On the demand side, the Videa platform, according to their numbers, has executed over 8,600 orders across 70-plus unique partners, with a maximum single order size of $1.4 million. What’s most encouraging within the ecosystem is the total adoption by key partners, once Videa gets them onboard. Media agencies like Carat, Zenith and Starcom use Videa for 100 percent of their spot buys. A contributing factor to this success is Videa’s incorporation of demand-side friendly integration with FreeWheel (Strata) and Mediaocean, providing access to some 1,100 agencies who use these buy-and-sell exchanges.

As long as consumers remain rooted to one-stop linear TV for local, live programming, Videa is making it attractive for supply and demand sides to grow in the present circumstances. Looking beyond how audiences prefer to consume content, another major selling point from the OTT/CTV perspective is the ability to measure audience engagement in real time.
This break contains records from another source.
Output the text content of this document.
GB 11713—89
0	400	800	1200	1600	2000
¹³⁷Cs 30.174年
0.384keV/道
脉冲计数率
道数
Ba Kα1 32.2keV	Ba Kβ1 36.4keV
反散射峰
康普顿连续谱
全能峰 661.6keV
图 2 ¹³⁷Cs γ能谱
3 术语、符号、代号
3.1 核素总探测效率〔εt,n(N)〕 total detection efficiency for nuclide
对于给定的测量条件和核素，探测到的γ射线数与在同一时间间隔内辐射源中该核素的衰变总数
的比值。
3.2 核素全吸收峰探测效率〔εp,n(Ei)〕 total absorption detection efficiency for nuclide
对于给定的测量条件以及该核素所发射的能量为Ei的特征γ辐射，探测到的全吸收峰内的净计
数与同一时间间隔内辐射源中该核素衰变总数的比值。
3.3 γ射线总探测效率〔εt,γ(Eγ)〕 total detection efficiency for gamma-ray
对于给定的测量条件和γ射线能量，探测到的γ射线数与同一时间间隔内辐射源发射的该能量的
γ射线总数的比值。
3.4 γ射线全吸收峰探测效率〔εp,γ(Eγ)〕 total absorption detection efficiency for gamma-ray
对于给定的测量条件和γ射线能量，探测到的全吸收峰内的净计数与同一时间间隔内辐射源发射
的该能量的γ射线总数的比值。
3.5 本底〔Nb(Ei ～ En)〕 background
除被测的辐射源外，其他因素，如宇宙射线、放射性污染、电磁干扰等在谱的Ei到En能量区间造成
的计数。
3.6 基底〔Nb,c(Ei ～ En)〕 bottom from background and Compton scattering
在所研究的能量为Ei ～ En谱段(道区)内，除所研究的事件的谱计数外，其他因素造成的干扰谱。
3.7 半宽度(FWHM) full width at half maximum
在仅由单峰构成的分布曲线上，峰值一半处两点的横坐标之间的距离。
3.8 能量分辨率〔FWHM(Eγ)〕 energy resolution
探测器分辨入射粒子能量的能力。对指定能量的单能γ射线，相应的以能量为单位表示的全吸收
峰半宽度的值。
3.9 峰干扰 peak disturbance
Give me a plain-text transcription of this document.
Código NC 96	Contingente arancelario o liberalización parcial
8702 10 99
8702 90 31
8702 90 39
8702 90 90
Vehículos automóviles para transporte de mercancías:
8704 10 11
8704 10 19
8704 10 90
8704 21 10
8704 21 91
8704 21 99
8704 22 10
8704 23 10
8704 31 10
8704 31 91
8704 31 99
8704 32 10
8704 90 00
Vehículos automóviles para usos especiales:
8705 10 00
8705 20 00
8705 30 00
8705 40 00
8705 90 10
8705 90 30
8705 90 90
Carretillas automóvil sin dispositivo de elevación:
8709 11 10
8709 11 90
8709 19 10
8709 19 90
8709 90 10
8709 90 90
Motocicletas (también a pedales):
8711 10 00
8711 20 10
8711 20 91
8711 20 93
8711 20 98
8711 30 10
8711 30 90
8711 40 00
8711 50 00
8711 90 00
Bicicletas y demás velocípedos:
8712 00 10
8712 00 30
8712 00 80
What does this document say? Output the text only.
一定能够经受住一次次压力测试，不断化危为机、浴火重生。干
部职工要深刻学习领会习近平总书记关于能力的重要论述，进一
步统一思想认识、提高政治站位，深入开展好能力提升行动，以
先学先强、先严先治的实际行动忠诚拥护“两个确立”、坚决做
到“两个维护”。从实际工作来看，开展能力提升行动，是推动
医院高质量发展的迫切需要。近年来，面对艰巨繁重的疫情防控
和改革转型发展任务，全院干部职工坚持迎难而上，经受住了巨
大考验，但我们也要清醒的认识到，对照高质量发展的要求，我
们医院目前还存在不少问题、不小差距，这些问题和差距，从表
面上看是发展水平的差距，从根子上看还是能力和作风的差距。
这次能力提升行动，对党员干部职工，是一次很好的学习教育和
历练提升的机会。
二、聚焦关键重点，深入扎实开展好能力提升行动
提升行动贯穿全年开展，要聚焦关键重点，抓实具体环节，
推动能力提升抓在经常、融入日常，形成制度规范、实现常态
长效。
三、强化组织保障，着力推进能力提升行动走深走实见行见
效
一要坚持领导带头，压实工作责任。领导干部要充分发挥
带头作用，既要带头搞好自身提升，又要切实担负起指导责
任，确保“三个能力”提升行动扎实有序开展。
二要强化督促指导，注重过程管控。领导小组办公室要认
The approximate forecasting of viewership provided by linear TV ratings may have worked in the past, but is too imprecise now. Why guess about the future when you can measure what you have today?

Videa addresses this concern about measurability through its recent addition of Comscore TV data, to make programmatic buying and selling more informed.

“With our platform and partnerships like Comscore data, there is a need being solved, and agencies have the opportunity to buy this at scale,” explained Shereta Williams, President of Videa.

“There are several avenues through which Videa can leverage Comscore data in the future that we’re eager to implement,” she said. “For now, we’d just say that partnerships like Comscore are so important to Videa’s long-term success because they help us navigate the shifting sands of a constantly evolving TV landscape.”

Automated spot TV buying is provided with in-flight stewardship through Campaign Performance reporting, which, with the Comscore data, allows buyers and sellers to view insights at the spot level by market or station.

These offerings make linear TV an attractive player, if the point is to reach viewers where they currently are watching.

“I have a firm belief that TV is heading toward a more multi-platform solution,” Williams stated. “If I’m a buyer, I want to buy all the impressions around. I think we’re laying the foundation on the linear side to allow impressions from linear and digital to be bought simultaneously.”